Book traces history of Franklin library

Published 8:27 am Wednesday, June 3, 2009

FRANKLIN—The Ruth Camp Campbell Memorial Library contains thousands of tomes on thousands of subjects.

One of those books is a little more personal, though.

Longtime Franklin resident Lois Minetree, with help from her friend Patricia Clark, has written a history of the library, copies of which can be borrowed from the building on College Drive.

Minetree interviewed Franklin natives and researched scrapbooks and old newspapers for “The History of the Franklin, Virginia Public Library.” She put more than a year’s time into the project.

“I wanted people to understand how wonderful the library is, what is available here and what a jewel they have in this small town,” she said. Minetree retired from working at the library in 1987.

The 10-page book reveals that a committee of women from the Woman’s Club in Franklin decided in 1926 that the need for a public library existed here. Its first home was a “small space in the furniture store of Mr.

W.H. Lankford on the corner of Second Avenue and Main Street,” the book said.

In 1940 it occupied a house on Third Avenue — the present home of the Franklin-Southampton Area Chamber of Commerce. Its next home was on Second Avenue, where the Pace House Inn now sits.
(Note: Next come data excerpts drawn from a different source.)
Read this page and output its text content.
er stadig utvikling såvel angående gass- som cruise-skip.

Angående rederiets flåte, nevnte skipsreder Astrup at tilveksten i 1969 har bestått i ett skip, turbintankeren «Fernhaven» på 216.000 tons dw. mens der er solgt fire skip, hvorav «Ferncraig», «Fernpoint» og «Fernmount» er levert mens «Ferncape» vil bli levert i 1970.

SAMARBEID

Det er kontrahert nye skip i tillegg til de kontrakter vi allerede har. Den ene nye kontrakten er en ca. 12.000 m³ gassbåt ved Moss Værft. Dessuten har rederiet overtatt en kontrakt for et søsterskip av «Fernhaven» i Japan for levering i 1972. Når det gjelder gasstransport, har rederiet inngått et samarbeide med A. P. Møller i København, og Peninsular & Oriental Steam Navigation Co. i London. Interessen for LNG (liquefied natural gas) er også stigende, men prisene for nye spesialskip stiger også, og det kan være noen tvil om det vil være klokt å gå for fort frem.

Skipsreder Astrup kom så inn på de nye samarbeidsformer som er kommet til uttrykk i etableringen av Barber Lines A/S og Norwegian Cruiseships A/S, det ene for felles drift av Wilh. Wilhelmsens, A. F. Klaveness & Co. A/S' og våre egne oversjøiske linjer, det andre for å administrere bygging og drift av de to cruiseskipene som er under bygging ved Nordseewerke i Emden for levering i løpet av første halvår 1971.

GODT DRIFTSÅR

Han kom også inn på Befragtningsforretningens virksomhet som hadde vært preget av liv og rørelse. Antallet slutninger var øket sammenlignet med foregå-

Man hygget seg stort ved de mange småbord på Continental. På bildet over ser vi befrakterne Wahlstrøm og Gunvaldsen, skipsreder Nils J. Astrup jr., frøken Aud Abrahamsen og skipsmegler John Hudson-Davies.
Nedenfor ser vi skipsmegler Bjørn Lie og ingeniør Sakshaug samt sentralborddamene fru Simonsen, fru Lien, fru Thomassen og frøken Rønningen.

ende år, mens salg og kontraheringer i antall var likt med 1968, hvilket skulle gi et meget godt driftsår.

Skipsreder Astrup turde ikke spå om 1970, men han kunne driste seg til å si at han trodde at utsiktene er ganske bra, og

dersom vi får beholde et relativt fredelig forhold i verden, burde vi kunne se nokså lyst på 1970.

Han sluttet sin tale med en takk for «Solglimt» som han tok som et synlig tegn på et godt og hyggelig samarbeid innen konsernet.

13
The newest location on College Drive opened in 1992.

Clark put Minetree’s words into Microsoft Word and then edited the book, although she said it wasn’t hard work because Minetree was careful with the details.

“It’s very accurate,” Clark, a member of the Friends of the Library board and former head librarian, said. “Lois did 99 percent of the work.”

Minetree said she wanted to write the book to preserve the history of the library.

“With all of the cuts in funding, the library needs all the help it can get,” Minetree said.